If you’re like me you’ve probably been happily working on a web project in chrome or firefox; using console.log to debug and then tried the site out in IE and had it fail due to a javascript error. The error? console is undefined of course. Here is my simple and very limited solution to the problem. At the beginning of my site, before any other javascript is defined I have this little snippet:

var console = console || {
log : function(text){
/*
do nothing.. this prevents us from having errors
in ie when we accidentally leave console.log calls in the js code
on deployment:

if we want a cheap console in ie just add alert(text); to this outside the
comments
*/

}
}

Basically what this does is it checks to see if console is defined, if so it returns the already defined console object. If the console object isn’t defined, then it returns a new object that contains a method of log. The log method takes in a value and then does nothing with it. The comment block tells you how you can make it do a bit more. There are plenty of more feature rich solutions to this problem out there but, in general, this works for me. It’s lightweight and easy to use. I hope it saves you a few tiny headaches in the future.

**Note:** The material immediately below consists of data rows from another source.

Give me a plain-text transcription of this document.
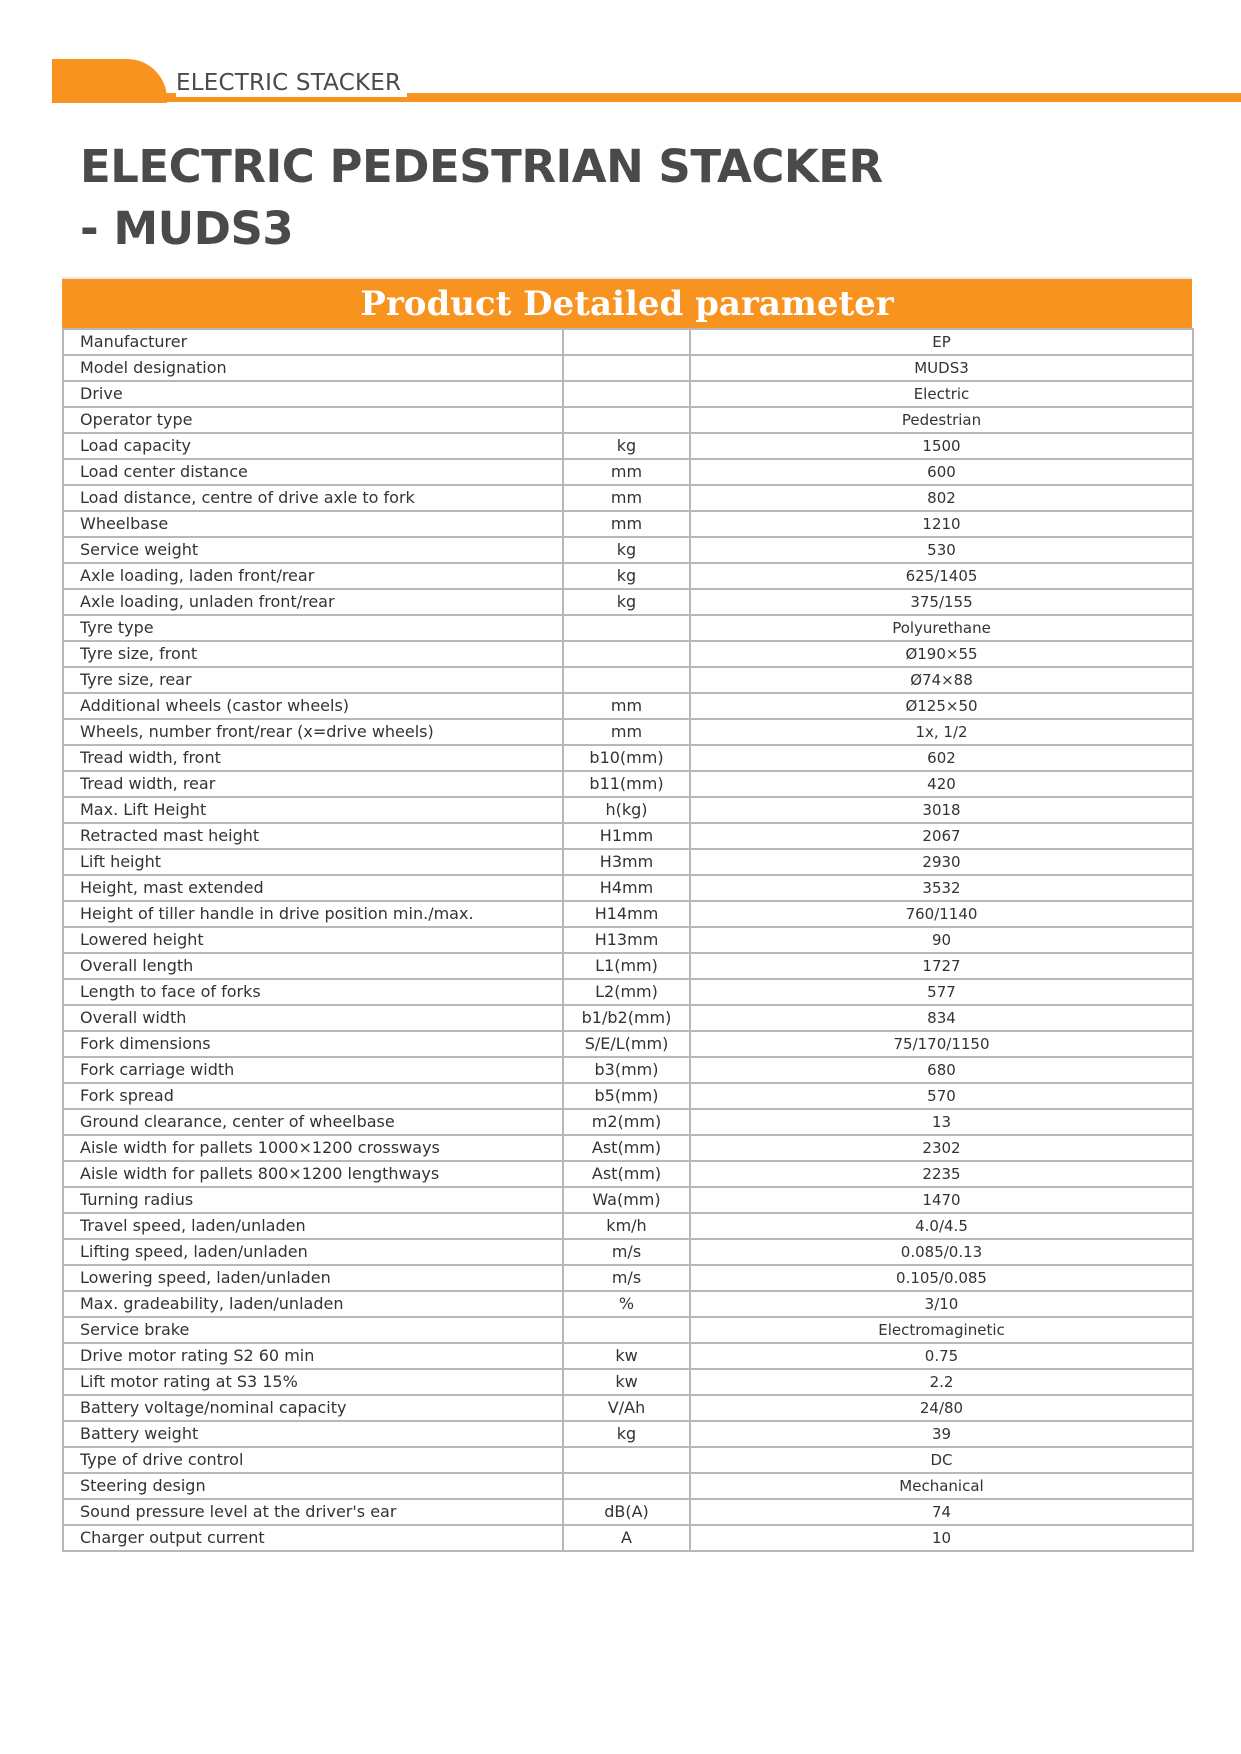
ELECTRIC STACKER
ELECTRIC PEDESTRIAN STACKER
- MUDS3
Product Detailed parameter
Manufacturer		EP
Model designation		MUDS3
Drive		Electric
Operator type		Pedestrian
Load capacity	kg	1500
Load center distance	mm	600
Load distance, centre of drive axle to fork	mm	802
Wheelbase	mm	1210
Service weight	kg	530
Axle loading, laden front/rear	kg	625/1405
Axle loading, unladen front/rear	kg	375/155
Tyre type		Polyurethane
Tyre size, front		Ø190×55
Tyre size, rear		Ø74×88
Additional wheels (castor wheels)	mm	Ø125×50
Wheels, number front/rear (x=drive wheels)	mm	1x, 1/2
Tread width, front	b10(mm)	602
Tread width, rear	b11(mm)	420
Max. Lift Height	h(kg)	3018
Retracted mast height	H1mm	2067
Lift height	H3mm	2930
Height, mast extended	H4mm	3532
Height of tiller handle in drive position min./max.	H14mm	760/1140
Lowered height	H13mm	90
Overall length	L1(mm)	1727
Length to face of forks	L2(mm)	577
Overall width	b1/b2(mm)	834
Fork dimensions	S/E/L(mm)	75/170/1150
Fork carriage width	b3(mm)	680
Fork spread	b5(mm)	570
Ground clearance, center of wheelbase	m2(mm)	13
Aisle width for pallets 1000×1200 crossways	Ast(mm)	2302
Aisle width for pallets 800×1200 lengthways	Ast(mm)	2235
Turning radius	Wa(mm)	1470
Travel speed, laden/unladen	km/h	4.0/4.5
Lifting speed, laden/unladen	m/s	0.085/0.13
Lowering speed, laden/unladen	m/s	0.105/0.085
Max. gradeability, laden/unladen	%	3/10
Service brake		Electromaginetic
Drive motor rating S2 60 min	kw	0.75
Lift motor rating at S3 15%	kw	2.2
Battery voltage/nominal capacity	V/Ah	24/80
Battery weight	kg	39
Type of drive control		DC
Steering design		Mechanical
Sound pressure level at the driver's ear	dB(A)	74
Charger output current	A	10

Update, I had a small issue today where the aforementioned wasn’t working in IE8 - I’m not sure why. So here is an alternative:

var console = console || {
if(!console){
console = { log: function(text){alert('text'); } }
}

Comments

Bill

Thanks Michael. I have used some other similar libraries before but, oftentimes, I don’t need/want anything that heavy and this little snippet fills the bill perfectly.

Typically I try to make sure there is no left over code buried in my JS that calls console.log, but, occassionally I miss it so having this tucked away in my production code prevents any silly mistakes from causing a JS error in production on IE.

Michael

Our intranet is primarily IE so I do must of my testing with it and also wanted to be able to log to the console. Then I discovered fauxconsole. Works great, although it does require linking to JS/CSS files but I limit the use of it to my development environment.

durbonix

Great post. I’ve definitely felt your pain.